TIMES JAKARTA, JAKARTA – Pakar Komunikasi Politik Effendi Gazali dan Ketua MAKI (Masyarakat Antikorupsi Indonesia) Boyamin Saiman memprediksi bahwa Mahkamah Konstitusi (MK) akan menyatakan hasil Pilkada Kabupaten Kutai Kartanegara (Kukar) dibatalkan atau dinyatakan tidak sah.
Effendi Gazali mengatakan, MK selalu konsisten dengan keputusannya mengenai penghitungan masa jabatan kepala daerah itu dianggap satu kali atau sudah dua periode.
Menurut Effendi Gazali, sudah terdapat 4 kali Judicial Review terkait langsung atau tidak langsung dengan penghitungan masa jabatan ini, dan menghasilkan 4 keputusan yang konsisten yaitu putusan MK Nomor 22/PUU-VII/2009 (17 November 2009), Putusan MK Nomor 67/PUUXVIII/2020, Putusan MK Nomor 2/PUU-XXI/2023 (28 Februari 2023), dan Putusan MK Nomor 129/PUU-XXII/2024.
Dalam semua keputusan tersebut, MK selalu menyatakan bahwa masa jabatan yang telah dijalani setengah atau lebih dari setengah (lebih dari dua tahun. enam bulan) dihitung sebagai satu periode; dan yang dimaksudkan dengan masa jabatan yang telah dijalani setengah atau lebih adalah sama dan tidak membedakan baik yang menjabat secara definitif maupun penjabat sementara.

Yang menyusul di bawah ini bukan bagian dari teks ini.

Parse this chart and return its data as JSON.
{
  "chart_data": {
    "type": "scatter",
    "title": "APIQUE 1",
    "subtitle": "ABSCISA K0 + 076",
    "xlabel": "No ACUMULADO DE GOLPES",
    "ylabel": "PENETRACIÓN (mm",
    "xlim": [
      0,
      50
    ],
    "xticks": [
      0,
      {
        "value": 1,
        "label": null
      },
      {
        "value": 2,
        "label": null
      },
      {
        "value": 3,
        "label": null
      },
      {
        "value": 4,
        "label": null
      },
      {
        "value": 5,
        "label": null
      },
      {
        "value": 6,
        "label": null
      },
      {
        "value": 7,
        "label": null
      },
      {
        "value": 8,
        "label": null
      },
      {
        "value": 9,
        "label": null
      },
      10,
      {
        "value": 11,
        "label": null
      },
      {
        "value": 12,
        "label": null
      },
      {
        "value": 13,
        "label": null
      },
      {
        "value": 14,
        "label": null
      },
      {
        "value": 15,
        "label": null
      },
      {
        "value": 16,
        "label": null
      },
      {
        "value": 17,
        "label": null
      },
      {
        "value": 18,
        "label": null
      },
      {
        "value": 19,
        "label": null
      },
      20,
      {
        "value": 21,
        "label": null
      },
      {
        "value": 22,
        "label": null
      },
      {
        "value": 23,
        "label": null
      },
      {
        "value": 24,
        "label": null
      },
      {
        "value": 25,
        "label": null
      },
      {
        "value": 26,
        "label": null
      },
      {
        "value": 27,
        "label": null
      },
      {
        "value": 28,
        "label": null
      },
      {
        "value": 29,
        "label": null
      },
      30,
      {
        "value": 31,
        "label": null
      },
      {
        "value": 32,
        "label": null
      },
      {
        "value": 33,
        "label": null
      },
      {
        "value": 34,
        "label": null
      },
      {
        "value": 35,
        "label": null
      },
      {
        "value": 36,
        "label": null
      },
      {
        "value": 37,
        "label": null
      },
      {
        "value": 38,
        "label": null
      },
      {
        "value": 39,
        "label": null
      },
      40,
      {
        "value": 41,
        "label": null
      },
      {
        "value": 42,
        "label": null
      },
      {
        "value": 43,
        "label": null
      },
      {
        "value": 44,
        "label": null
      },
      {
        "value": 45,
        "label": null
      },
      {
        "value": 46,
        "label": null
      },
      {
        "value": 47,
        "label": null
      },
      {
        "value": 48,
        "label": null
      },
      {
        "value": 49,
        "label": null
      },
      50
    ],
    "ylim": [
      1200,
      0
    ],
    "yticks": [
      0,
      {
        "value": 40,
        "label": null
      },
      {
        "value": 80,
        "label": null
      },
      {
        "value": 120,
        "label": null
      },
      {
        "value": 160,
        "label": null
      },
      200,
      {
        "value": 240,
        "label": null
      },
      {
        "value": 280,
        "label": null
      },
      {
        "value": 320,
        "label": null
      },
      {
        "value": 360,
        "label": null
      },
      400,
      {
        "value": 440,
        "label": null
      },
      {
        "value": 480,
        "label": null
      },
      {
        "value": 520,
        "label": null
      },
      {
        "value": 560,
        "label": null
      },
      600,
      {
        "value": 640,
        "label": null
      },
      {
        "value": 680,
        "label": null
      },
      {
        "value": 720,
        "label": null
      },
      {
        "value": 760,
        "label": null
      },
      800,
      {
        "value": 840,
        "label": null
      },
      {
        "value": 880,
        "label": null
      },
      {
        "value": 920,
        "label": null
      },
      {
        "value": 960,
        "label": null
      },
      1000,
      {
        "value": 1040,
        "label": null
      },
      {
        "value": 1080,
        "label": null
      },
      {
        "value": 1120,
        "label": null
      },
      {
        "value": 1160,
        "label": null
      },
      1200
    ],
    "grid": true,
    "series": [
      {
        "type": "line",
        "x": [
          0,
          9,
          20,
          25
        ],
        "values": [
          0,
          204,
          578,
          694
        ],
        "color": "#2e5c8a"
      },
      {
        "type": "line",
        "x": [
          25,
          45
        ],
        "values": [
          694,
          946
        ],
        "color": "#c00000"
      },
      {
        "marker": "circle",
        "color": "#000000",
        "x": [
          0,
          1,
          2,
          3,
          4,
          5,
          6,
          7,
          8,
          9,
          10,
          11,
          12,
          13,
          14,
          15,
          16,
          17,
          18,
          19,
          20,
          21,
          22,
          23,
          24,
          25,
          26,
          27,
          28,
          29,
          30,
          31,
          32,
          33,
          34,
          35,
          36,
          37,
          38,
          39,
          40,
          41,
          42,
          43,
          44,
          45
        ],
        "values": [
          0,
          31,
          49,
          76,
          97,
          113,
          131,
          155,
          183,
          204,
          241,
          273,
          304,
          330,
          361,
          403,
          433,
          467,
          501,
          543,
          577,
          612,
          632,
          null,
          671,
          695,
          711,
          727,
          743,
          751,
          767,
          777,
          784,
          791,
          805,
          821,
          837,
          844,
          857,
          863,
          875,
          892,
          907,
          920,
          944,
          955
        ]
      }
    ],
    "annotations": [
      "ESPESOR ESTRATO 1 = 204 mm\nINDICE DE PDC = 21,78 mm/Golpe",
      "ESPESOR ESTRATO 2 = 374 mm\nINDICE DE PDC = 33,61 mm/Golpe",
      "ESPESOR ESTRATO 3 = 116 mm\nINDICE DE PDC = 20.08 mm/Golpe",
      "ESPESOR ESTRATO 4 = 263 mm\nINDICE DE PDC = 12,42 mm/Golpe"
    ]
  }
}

Jadi penghitungannya bersifat akumulatif atau faktual atau riil. Bahkan semua Putusan MK itu saling mengacu atau mengutip satu sama lain, dan dalam banyak hal MK menyatakan hal tersebut sudah jelas tanpa MK bermaksud masuk ke contoh-contoh kasus konkrit yang diajukan pemohon. Artinya putusan MK itu sudah amat jelas dan berlaku untuk kasus manapun.
Effendi Gazali menambahkan secara mendasar hal tersebut memang sesuai dengan konstitusi kita dan prinsip hakiki demokrasi.
"Jabatan presiden saja dibatasi dua kali 5 tahun. Pemilu presiden pun tidak boleh ditunda sedikitpun. Masa jabatan kepala daerah diperbolehkan mencapai lebih dari dua periode ditambah setengah periode atau lebih dari setengahnya? Masa kepala daerah bisa menjabat misalnya sampai 14 tahun, seandainya dalam tahun pertama ada masalah dengan kepala daerahnya lalu wakil kepala daerah naik menggantikan mulai dengan posisi penjabat sementara hingga kemudian dilantik menjadi definitif?" katanya, Senin (13/1/2025).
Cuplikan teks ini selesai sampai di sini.